🏆 Best.
Or: building a start-up is a commitment in walking away from ever making the right or best decision.
“But how do you know it’s the right decision?”
I’m asked this question, or some version of it countless times a month. Whether in idle conversation or during office hours with first time founders.
And every time I say: “You don’t. You won’t. And if making the “right” decision is really important to you and that uncertainty weighs on you, then I’d reconsider the line of work.”
I don’t mean to be harsh. But this is a truth we all have to contend with.
Start-ups are hard because there is never a clear, totally obvious answer.
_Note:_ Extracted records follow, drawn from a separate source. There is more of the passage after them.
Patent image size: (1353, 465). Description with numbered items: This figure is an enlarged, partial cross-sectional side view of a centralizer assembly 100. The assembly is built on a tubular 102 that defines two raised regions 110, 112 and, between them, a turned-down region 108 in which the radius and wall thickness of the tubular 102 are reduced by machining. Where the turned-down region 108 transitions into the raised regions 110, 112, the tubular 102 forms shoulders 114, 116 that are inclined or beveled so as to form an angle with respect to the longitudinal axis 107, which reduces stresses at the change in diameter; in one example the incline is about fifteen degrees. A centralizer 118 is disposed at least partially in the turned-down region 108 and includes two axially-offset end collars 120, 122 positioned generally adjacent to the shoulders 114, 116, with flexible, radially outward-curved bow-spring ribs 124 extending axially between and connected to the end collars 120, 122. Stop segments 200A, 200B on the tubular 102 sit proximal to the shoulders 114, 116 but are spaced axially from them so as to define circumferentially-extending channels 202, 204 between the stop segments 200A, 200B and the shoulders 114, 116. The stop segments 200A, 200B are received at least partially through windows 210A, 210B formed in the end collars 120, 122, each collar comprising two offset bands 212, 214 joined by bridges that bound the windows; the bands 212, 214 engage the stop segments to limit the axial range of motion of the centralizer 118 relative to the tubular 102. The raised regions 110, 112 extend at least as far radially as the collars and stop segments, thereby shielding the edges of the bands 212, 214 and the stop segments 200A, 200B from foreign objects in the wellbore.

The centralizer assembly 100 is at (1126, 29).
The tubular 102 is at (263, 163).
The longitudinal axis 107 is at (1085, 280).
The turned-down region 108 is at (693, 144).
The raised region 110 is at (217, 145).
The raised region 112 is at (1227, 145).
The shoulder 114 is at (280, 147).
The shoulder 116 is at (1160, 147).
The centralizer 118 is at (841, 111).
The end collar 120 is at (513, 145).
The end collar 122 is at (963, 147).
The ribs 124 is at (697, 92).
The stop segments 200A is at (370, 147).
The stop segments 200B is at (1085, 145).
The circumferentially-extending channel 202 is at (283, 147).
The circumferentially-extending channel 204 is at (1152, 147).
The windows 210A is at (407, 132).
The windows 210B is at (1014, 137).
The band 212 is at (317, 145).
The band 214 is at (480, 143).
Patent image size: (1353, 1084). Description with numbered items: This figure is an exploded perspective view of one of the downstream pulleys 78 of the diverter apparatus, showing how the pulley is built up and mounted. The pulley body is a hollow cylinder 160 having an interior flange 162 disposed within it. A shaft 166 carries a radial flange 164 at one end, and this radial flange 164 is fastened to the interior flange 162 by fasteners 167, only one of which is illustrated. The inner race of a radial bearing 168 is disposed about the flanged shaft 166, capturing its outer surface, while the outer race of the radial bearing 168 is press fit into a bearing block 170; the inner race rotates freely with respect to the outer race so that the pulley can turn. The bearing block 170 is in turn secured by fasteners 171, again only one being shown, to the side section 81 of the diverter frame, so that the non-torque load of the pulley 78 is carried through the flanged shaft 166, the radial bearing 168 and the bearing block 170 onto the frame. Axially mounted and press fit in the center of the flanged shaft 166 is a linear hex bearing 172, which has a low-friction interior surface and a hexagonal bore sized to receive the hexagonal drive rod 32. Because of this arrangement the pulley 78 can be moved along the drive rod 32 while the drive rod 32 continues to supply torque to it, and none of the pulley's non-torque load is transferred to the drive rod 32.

You as the founder are never lauded for your thousand decisions made in murky data but certainly will have to live the price should the consequences of your decisions lead all astray.
It’s another way start-ups are a parallel experience to parenthood - big, consequential decisions everywhere you look. Incompletely, often contradictory data. Massive impact that you’ll only ever realize down the road sometime.
Some people like to split their odds and have more stable, “knowable” jobs once they have the chaos of kids.
I like to double down on the unknown. Build the muscle of operating in the murk.
And the first step is: walking away from any false bar of a right or best decision. That bar is a mirage, aimed to make you obsess and dither and delay.
Instead there is only: the decision made given these circumstances and this data + continuous data reads + quick action.
If you can’t know that your decision is the right one then you also have to let each decision earn its keep. Make it prove that it’s the right one with data and confirmation, while having faith keep the panic down during the short intervals of data collection.
And if it’s not? As it too often isn’t? Quick, decisive course correction and a new decision based on new data.
Over time - this baby step decision making allows you to make finer and finer adjustments, allowing you to approach some theoretical “best” but in a much more concrete and trustable way.
Just know that you’ll never really know. And that’s okay. Your mix of faith and finding out is a much better guide than any mythical bar of “best”.